The hallux interphalangeal joint is stable anatomically. The collateral ligaments which attach to the lateral side of the proximal phalangeal head and the dorsal tubercle at the base of the distal phalanx act as a strong static stabiliser in the transverse plane.4 The joint capsule and its thickened fibrocartilaginous plantar plate and the flexor and extensor hallucis longus tendon provide the sagittal plane stability. The bicondylar shape of the joint and the short lever arm of the distal phalanx also contribute to the stability.5 When hyperextension force is directed on the joint, a traumatic dorsal dislocation can occur. Generally, closed manipulation is achieved easily and results in little morbidity, except for rare cases of irreducible dorsal dislocation caused by incarceration of the plantar plate, interphalangeal sesamoid or fracture fragments.5,6 When force is directed on the joint in the transverse plane—like stubbing the toe against the step or the stones—intra‐articular fractures seem to occur more commonly than ligament ruptures because of the strong collateral ligaments and the stable joint structure.

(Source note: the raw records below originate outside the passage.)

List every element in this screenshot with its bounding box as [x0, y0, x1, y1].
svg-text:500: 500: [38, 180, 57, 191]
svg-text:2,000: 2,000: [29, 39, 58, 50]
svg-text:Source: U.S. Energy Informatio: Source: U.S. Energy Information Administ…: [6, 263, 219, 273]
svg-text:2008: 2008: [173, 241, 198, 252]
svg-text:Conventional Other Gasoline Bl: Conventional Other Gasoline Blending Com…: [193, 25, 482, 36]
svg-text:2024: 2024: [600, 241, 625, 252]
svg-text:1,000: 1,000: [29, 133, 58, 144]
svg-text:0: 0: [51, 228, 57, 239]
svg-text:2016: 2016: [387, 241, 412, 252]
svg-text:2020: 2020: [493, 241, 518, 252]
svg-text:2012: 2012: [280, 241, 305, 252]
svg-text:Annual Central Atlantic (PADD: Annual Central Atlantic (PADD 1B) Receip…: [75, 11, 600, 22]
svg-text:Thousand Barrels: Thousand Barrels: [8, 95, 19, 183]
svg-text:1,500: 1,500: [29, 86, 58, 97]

We have reconstructed the collateral ligament of the hallux interphalangeal joint with varus instability in a taekwondo athlete and obtained a stable and mobile joint which enabled the patient to continue training. Arthrodesis of the joint could be an option and would have provided more definite stability for daily activities, but we assumed that a martial art athlete who frequently runs, jumps and kicks requires a mobile interphalangeal joint with adequate flexion movement during the push‐off phase. The palmaris longus tendon was chosen for a donor tendon. We thought taking this tendon might have the least morbidity to the patient who uses the lower extremity more often than the wrist during training because almost 80% of the competitive techniques used in taekwondo are kicks.7
In studies comparing the rate of injuries in common martial arts, taekwondo had the highest risk of injury and the lower extremities tended to get injured more often in taekwondo training than in the injuries of other martial arts.8,9 This is because taekwondo relies on fast powerful kicks using the dorsum or lateral side of the foot.7,10 Olympic‐style full contact sparring in taekwondo now requires protective equipment, including not only head gear, chest protectors and shin pads but also padding for the hands and feet. However, the feet protectors commonly used do not cover the interphalangeal joint, leaving the joint still vulnerable to high speed impacts. Taekwondo athletes should be warned about this type of forefoot injury and mat conditions should be carefully checked during training.
Competing interests: None.
Informed consent was obtained for publication of figs 1–5.